Gov. Paul LePage declined to get involved in Rep. Bruce Poliquin’s latest legal request, but not without getting in another dig at a ranked-choice voting process he views as “repugnant.” Meanwhile, attorneys for Poliquin and Maine Secretary of State Matthew Dunlap sparred over whether Dunlap exceeded his authority by certifying Democrat Jared Golden as the winner of Maine’s 2nd District race without LePage’s signature. “Under the U.S. Constitution, it is now up to the United States House of Representatives to determine, when it convenes on January 3, 2019, whether to seat Jared Golden, who is the undisputed winner of the ranked-choice voting tabulation under the RCV Act and thus the Representative-elect for Maine’s Second Congressional District,” Assistant Attorney General Phyllis Gardiner wrote on Dunlap’s behalf.
In a brief filed late Wednesday with the 1st U.S. Circuit Court of Appeals, the governor’s attorney said LePage “does not take any position” on Poliquin’s attempt to prevent the state from certifying Golden as the winner while the court hears his constitutional challenge of ranked-choice voting.

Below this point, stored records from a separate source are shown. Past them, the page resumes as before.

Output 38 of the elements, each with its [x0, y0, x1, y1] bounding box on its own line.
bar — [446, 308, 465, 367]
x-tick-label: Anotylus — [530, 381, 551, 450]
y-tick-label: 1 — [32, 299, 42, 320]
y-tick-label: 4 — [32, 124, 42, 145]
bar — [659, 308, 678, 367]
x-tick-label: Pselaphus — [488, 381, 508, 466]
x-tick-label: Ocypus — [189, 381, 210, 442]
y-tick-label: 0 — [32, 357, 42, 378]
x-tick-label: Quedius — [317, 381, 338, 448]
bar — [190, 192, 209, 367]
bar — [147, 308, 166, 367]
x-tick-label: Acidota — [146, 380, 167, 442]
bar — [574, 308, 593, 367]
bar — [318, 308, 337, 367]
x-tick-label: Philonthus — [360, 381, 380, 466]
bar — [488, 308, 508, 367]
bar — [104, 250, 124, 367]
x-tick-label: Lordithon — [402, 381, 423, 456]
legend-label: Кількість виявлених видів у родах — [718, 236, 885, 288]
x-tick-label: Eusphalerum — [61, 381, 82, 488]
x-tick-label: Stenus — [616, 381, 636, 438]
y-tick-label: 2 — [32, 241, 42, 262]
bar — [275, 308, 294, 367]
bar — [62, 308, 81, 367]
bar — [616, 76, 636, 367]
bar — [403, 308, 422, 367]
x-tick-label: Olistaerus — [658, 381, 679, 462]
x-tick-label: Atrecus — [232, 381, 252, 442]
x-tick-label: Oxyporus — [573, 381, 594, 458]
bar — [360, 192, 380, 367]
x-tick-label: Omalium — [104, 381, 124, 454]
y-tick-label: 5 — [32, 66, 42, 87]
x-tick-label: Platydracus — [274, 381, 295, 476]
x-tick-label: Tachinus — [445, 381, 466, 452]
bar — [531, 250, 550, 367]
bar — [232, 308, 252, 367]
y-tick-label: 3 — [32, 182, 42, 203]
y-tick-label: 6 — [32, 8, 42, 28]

“The Governor notes, however, that he does disagree with the Secretary of State on the merits of this challenge, and reiterates the points made in his letter to the district court,” attorney Patrick Strawbridge wrote. “It is the Governor’s view that this process is repugnant to the governing legal principles that each person’s vote be counted in every election, as well as the constitutional guarantees of due process and equal protection.”